Melon is a useful plant species for studying mitochondrial genetics because it contains one of the largest and structurally diverse mitochondrial genomes among all plant species and undergoes paternal transmission of mitochondria. We used droplet digital (dd) PCR in combination with flow cytometric determination of nuclear DNA quantities to determine the absolute per-cell copy numbers of four mitochondrial genes (nad9, rps1, matR, and atp6) across four stages of melon leaf development. The copy numbers of these mitochondrial genes not only varied during leaf development but also differed among each other, and there was no correlation between the copy numbers of the mitochondrial genes and their transcript levels. The gene copy numbers varied from approximately 36.8 ± 4.5 (atp6 copies in the 15th leaf) to approximately 82.9 ± 5.7 (nad9 copies in the 9th leaf), while the mean number of mitochondria was approximately 416.6 ± 182.7 in the 15th leaf and 459.1 ± 228.2 in the 9th leaf.
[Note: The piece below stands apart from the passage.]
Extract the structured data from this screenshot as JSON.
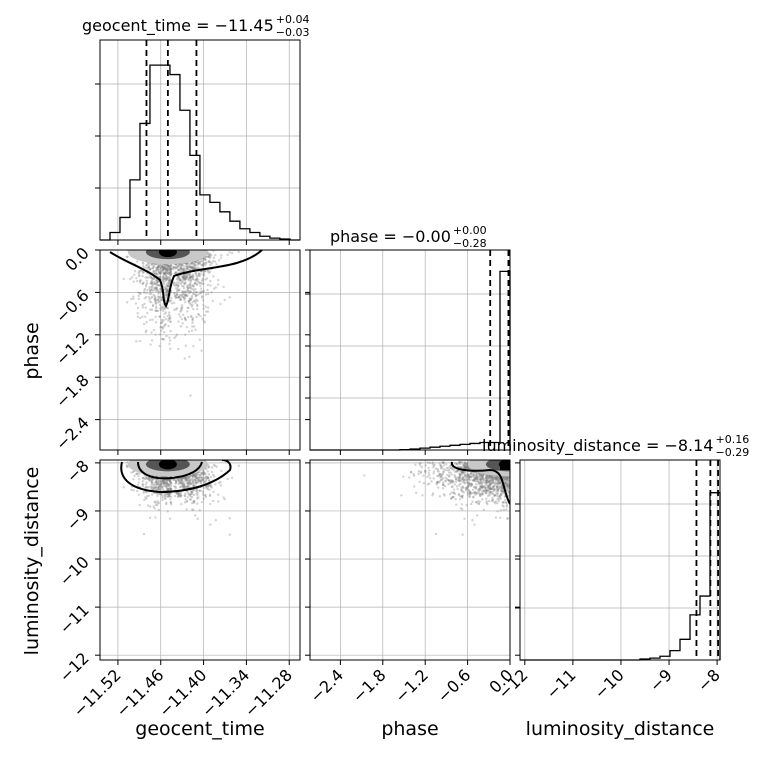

These observations indicate that the leaf cells of melon do not contain sufficient copies of mitochondrial genes to ensure that every mitochondrion possesses the entire mitochondrial genome. Given this cytological evidence, our results indicate that mtDNA in melon exists as a sub-genomic molecule rather than as a single-master circle and that the copy numbers of individual mitochondrial genes may vary greatly. An improved understanding of the molecular mechanism(s) controlling the relative prevalence and transmission of sub-genomic mtDNA molecules should provide insights into the continuity of the mitochondrial genome across generations.